Following much well-placed railing about that problem by our legal team - NRDC, Environmental Law & Policy Center, and attorney Albert Ettinger representing Sierra Club, Prairie Rivers Network, Friends of the Chicago River, and Gulf Restoration Network - Illinois EPA finally put a limit on phosphorus in the MWRD permits issued in December 2013. That may sound like a happy ending, but it wasn't. The limit - 1 milligram per liter (mg/L) of phosphorus - is way too high to even make a dent in the algae problem. By comparison, Wisconsin is imposing a limit that's 10 times less, and the U.S. EPA has determined that an even lower number (.076) is generally required in this region to keep the slime mats from forming. More to the legal point, Illinois EPA did none of the calculation legwork required by the Clean Water Act to determine whether the high number they picked would prevent water quality standards violations - probably because everyone pretty much knows it won't. Instead, it just slapped in the number that MWRD volunteered for. Yup, you heard that right. Our pollution watchdog agency is letting polluters pick their own limits.
So we appealed the permit. And lost the first round. In our initial permit challenge before the Illinois Pollution Control Board, the Board upheld the permits issued by Illinois EPA. But the Illinois Appellate Court on Friday reversed the Board's decision and sent the permits back for further review. Specifically, the Court held that the Board was wrong to grant "summary judgment" against us and in favor of MWRD - that is, a determination that there are no factual disputes that need to be resolved before a ruling can be made. The Appellate Court said that there was, indeed, a critical factual question whether the very high phosphorus limit that MWRD volunteered for is sufficient to prevent water quality standards violations - with the pretty strong implication being that it isn't.
Interestingly as well, the court supported its decision through reference to another recent clean water victory by NRDC concerning invasive species in ballast water, noting that the general prohibition in MWRD's permits on causing water quality standards violations has be supplemented by something more specific, since general language does not really tell the discharger what to do and can be complicated to enforce; and hence is often simply ignored by both dischargers and enforcement authorities. Which is well known to our legal team here, as some of us have been fighting for nearly five years in another case to enforce the general limit in MWRD's permit. We have also been fighting - with some success - for more specific water quality standards for phosphorus and other nutrients, to make it harder for agencies like Illinois EPA to try to wriggle out of putting hard, protective numbers in permits.

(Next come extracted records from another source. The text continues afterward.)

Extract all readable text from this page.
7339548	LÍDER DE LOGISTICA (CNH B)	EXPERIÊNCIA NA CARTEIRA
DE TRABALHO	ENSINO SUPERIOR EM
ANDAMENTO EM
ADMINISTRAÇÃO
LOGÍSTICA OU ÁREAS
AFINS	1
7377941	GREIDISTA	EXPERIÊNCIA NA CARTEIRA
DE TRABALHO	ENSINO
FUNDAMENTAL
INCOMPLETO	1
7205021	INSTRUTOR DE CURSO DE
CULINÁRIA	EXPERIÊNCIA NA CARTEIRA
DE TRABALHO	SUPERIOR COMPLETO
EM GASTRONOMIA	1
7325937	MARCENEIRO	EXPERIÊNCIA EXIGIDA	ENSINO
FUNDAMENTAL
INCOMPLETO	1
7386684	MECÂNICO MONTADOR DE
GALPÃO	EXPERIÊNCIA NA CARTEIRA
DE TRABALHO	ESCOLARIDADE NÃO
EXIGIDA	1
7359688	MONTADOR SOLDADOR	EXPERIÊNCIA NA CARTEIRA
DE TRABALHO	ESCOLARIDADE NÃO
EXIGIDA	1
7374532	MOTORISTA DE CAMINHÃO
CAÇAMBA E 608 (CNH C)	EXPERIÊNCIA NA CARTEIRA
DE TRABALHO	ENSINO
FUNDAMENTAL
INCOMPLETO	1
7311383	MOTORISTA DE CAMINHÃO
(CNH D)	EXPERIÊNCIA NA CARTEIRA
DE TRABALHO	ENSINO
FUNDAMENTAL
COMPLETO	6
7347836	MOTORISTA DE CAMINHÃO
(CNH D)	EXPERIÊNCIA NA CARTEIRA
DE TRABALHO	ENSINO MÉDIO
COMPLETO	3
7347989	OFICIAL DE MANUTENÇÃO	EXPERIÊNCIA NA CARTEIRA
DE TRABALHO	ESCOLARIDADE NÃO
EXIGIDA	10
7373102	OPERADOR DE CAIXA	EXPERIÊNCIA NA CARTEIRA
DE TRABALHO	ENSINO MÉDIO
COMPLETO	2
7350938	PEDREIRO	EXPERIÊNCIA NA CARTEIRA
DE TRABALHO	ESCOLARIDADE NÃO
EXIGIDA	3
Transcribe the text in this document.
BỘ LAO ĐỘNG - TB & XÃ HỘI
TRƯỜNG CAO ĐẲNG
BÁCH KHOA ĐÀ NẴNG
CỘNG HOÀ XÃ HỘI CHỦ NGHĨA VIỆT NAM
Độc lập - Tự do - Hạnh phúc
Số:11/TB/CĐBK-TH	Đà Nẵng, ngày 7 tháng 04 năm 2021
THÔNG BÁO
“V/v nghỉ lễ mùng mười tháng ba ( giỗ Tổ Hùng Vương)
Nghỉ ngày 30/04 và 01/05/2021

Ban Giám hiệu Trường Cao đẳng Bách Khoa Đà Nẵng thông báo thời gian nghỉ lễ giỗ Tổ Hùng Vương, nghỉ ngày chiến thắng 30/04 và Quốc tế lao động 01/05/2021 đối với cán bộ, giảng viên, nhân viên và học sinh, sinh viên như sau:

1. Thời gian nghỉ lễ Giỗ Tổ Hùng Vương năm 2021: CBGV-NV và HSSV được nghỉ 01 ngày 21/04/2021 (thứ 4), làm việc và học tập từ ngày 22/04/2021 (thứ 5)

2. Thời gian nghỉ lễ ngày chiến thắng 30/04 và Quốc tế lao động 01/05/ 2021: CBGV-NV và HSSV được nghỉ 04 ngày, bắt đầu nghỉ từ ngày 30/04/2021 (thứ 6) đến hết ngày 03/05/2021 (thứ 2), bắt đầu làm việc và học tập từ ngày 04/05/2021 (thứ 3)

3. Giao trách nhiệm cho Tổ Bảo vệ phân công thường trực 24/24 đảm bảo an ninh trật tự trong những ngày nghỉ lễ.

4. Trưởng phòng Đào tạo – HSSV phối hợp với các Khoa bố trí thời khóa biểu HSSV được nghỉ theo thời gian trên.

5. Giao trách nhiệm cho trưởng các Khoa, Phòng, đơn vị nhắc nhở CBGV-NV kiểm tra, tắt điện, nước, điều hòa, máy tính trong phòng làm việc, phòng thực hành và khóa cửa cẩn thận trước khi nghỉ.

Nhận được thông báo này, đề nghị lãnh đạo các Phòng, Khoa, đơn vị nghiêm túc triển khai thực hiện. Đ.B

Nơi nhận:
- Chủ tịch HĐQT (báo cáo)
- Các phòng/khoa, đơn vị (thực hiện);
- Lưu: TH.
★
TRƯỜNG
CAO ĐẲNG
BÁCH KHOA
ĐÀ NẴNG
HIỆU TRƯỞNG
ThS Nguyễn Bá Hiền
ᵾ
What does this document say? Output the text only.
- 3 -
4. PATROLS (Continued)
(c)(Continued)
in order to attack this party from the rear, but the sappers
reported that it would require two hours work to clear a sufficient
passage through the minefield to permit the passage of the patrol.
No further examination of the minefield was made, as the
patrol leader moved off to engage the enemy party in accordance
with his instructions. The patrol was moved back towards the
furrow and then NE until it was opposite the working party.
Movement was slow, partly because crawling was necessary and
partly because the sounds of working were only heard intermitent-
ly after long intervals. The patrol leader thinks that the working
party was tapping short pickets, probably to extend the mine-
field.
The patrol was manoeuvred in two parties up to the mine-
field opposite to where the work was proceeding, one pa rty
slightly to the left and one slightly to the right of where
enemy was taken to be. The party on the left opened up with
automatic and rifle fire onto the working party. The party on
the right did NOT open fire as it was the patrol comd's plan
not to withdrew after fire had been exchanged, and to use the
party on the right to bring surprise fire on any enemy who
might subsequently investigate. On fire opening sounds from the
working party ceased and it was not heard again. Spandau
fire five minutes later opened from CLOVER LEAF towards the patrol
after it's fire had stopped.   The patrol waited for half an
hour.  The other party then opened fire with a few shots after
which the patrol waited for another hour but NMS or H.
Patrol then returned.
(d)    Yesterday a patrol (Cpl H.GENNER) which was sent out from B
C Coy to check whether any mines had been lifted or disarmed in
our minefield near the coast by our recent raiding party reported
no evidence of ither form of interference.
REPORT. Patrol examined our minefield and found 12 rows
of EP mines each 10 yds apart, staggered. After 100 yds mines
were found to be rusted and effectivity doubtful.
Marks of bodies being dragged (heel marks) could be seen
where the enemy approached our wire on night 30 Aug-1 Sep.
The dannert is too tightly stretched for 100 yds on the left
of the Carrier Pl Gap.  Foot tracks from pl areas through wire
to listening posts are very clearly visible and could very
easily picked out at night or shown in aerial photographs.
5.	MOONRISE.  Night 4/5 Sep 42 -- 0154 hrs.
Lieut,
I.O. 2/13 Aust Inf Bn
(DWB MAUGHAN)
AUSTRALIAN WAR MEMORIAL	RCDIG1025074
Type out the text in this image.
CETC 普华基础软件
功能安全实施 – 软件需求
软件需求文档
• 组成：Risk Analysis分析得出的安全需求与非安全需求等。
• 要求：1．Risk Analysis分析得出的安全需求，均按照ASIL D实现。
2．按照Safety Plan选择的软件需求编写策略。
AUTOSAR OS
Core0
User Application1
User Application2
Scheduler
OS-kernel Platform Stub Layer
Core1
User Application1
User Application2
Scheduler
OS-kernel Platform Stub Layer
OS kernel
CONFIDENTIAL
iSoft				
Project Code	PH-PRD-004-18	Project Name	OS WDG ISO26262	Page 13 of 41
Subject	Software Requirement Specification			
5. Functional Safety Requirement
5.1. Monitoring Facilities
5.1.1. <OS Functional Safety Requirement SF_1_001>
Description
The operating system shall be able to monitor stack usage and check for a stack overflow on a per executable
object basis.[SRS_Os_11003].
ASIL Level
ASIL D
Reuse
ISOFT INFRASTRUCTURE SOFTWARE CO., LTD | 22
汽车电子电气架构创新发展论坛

So our intertwined skirmishes continue while the war on algae rages on. But we have reason to hope that the Appellate Court's decision will help force U.S. EPA, Illinois EPA and the MWRD to get serious about what is really needed to stop the algae mess in the Chicago River system and the Illinois River. We don't know exactly what the next steps will be now that the Appellate Court has sent the permits back, but it's pretty clear that Illinois EPA is going to need to take a harder look at the phosphorus limit. And we, in turn, will be taking a hard look over their shoulder. We expect that the Court's decision may ripple out to persuade more permitting agencies around the country to stop going AWOL in the war on green slime and start setting the tough, thoughtful limits on polluters that the Clean Water Act requires.